Kolkata: On Monday night, ten men from the Barmy army that has English fans who follow England team all around the world, were creating quite a racket at Kolkata’s old haunt Olly’s pub in the famous Park Street.
|Sachin Tendulkar and Gautam Gambhir during a practice session at the Eden Gardens in Kolkata yesterday
They were singing, cheering, jeering, and having quite a ball. Now and then, the local patrons tried to get them to quieten down but in vain.
As one stepped out for some air, the door man whispered, ‘Yeh sab India harne k wajeh sey. Varna yeh log toh shok sabha manate (All this because India lost; else this bunch usually mourns).
Not quite true as the Barmy army is always known for their bacchanalia, win or lose, but there was certain boisterousness in the air that night, a certain josh probably bolstered by the win at Mumbai.
Rarely would they have come to this land in the recent past and seen success. Times they are changing. Somehow, you associate a tough home series in India with Australia or South Africa but England?
They have been mostly pushovers from the 90’s and spin and puff of dust swirling up from the dusty tracks have usually seen them wilt but yesterday, it was the Indian captain who faced all the questions about the pitches and whether spinning tracks will backfire again.
And the England captain was happily talking about how the spin track helped them at Mumbai and he wouldn’t mind another.
With the senior players in bad form, the newbies just taking their initial steps, spinners being a work in progress, and a defensive captain at his wit’s end, a Test loss even at home shouldn’t really shock us but the past, India’s and England’s, blinded us so much that the Mumbai debacle stunned many.
One suspects, if it were South Africa, who have travelled well in India for quite a while now, or Australia, no one would have as surprised by the loss.
But England? Weren’t they supposed to roll over and surrender? And here they are confidently looking ahead to a Test in Eden Gardens, where India haven’t lost a game in the last decade. Oh what a turn around.
Dhoni sticks to turners
It was a funny press conference yesterday for Dhoni was defending his preferences for turning pitches in India. “You have to stick to your strength. It’s not about who wins the Test match… Whatever the result may be, we should stick to the kind of wicket our speciality is.” Ah! Poor Dhoni.
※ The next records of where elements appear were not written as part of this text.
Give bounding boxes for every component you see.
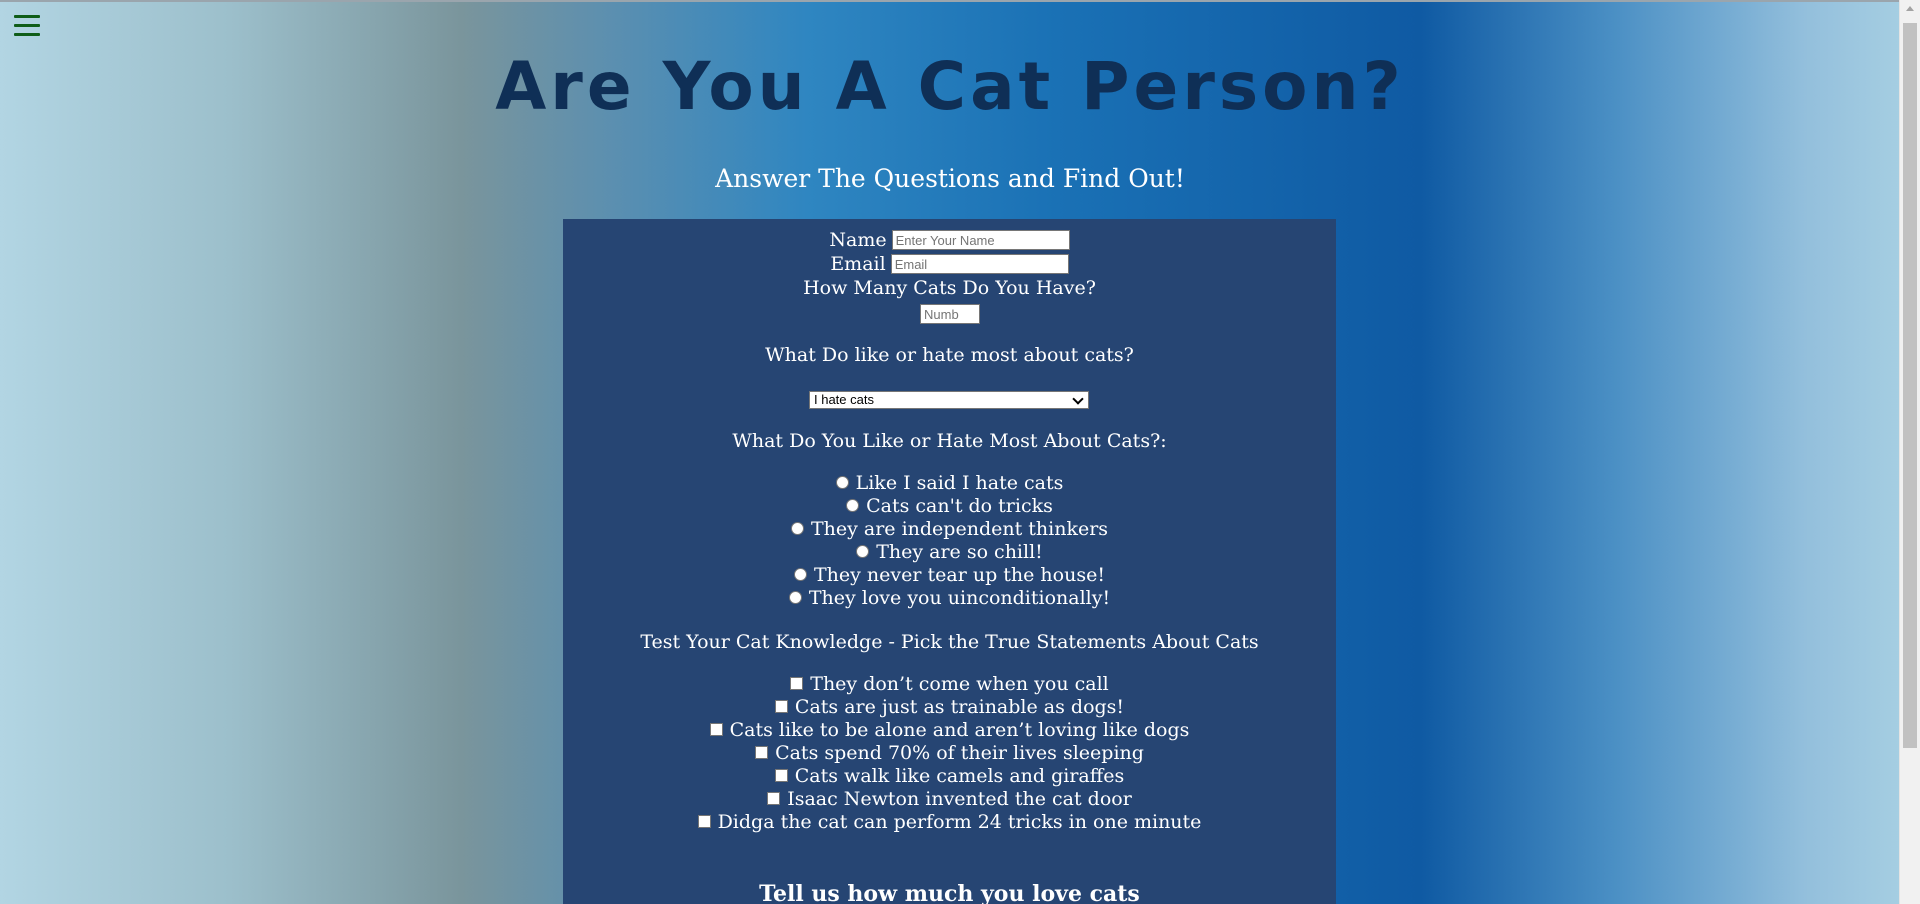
radio-button[interactable] [788, 591, 802, 604]
radio-label: Cats can't do tricks [866, 494, 1053, 517]
email-input[interactable] [890, 254, 1069, 274]
name-input[interactable] [891, 230, 1070, 250]
checkbox[interactable] [774, 700, 788, 713]
radio-label: They are independent thinkers [810, 517, 1109, 540]
checkbox-option: Didga the cat can perform 24 tricks in o… [563, 810, 1336, 833]
checkbox-label: Cats are just as trainable as dogs! [794, 695, 1125, 718]
radio-option: They are independent thinkers [563, 517, 1336, 540]
like-hate-select[interactable]: I hate cats [809, 391, 1089, 409]
cats-count-input[interactable] [920, 304, 980, 324]
radio-label: Like I said I hate cats [855, 471, 1064, 494]
checkbox[interactable] [790, 677, 804, 690]
radio-button[interactable] [790, 522, 804, 535]
radio-option: They love you uinconditionally! [563, 586, 1336, 609]
checkbox-label: Cats spend 70% of their lives sleeping [775, 741, 1144, 764]
checkbox-option: Cats walk like camels and giraffes [563, 764, 1336, 787]
checkbox-label: Cats like to be alone and aren’t loving … [729, 718, 1190, 741]
checkbox[interactable] [767, 792, 781, 805]
radio-button[interactable] [794, 568, 807, 581]
checkbox-option: Cats like to be alone and aren’t loving … [563, 718, 1336, 741]
cats-count-question: How Many Cats Do You Have? [803, 277, 1096, 299]
radio-button[interactable] [856, 545, 870, 558]
radio-option: They are so chill! [563, 540, 1336, 563]
radio-button[interactable] [846, 499, 860, 512]
checkbox-option: Cats spend 70% of their lives sleeping [563, 741, 1336, 764]
radio-option: Cats can't do tricks [563, 494, 1336, 517]
checkbox-option: They don’t come when you call [563, 672, 1336, 695]
checkbox-option: Cats are just as trainable as dogs! [563, 695, 1336, 718]
checkbox-label: Isaac Newton invented the cat door [787, 787, 1132, 810]
radio-label: They never tear up the house! [814, 563, 1105, 586]
menu-bar [14, 15, 40, 18]
love-cats-heading: Tell us how much you love cats [759, 881, 1140, 904]
scroll-up-arrow-icon[interactable] [1906, 6, 1914, 11]
menu-bar [14, 33, 40, 36]
checkbox[interactable] [709, 723, 723, 736]
radio-option: Like I said I hate cats [563, 471, 1336, 494]
name-label: Name [829, 229, 887, 251]
email-label: Email [830, 253, 886, 275]
vertical-scrollbar[interactable] [1899, 0, 1920, 904]
hamburger-menu-icon[interactable] [14, 15, 40, 37]
checkbox-option: Isaac Newton invented the cat door [563, 787, 1336, 810]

There is nothing inherently wrong with that statement but somehow one feels Dhoni would never have thought his team will lose, and so badly at that, to England at home. He has to now twist his spin wish into something more like a statesman: That it’s good for world cricket that one has pitches of varying nature all around the world.
A similar sentiment was echoed by a member of the Indian contingent, who whispered into this writer’s ears: “Australia also lost by over 300 runs to South Africa in Perth. So does that mean, Australia won’t want fast pitches at their home?” Good that he brought up Australia for its where this spin-wish seed was sown in everyone’s mind.
When David Warner was whiplashing the Indians during a whirlwind ton in Perth, Virat Kohli walked up to him and told him that ‘Let’s see what happens when you come to India; we shall see how much you average’, or words to that effect.
That evening, Warner not only recounted that sledge with glee but also criticised the Indians, saying how that attempted sledge showed India were mentally weak and had already given up trying to win in Australia.
Few months down the line, and especially after the Mumbai Test, that sledge, which looked silly then, looks embarrassing now. What can one expect at Eden Gardens on a slow pitch which Dhoni reckons should have something for seamers due to the early 9.00am start.
England have the pacy Steven Finn who should make use of any help on offer but once again it will come down to how the Indian spinners bowl and what kind of start the Indian top three can provide to their middle-order.
And if England do win, don't be surprised and if you are at Park Street then, please don't ask the Barmy army to be quiet.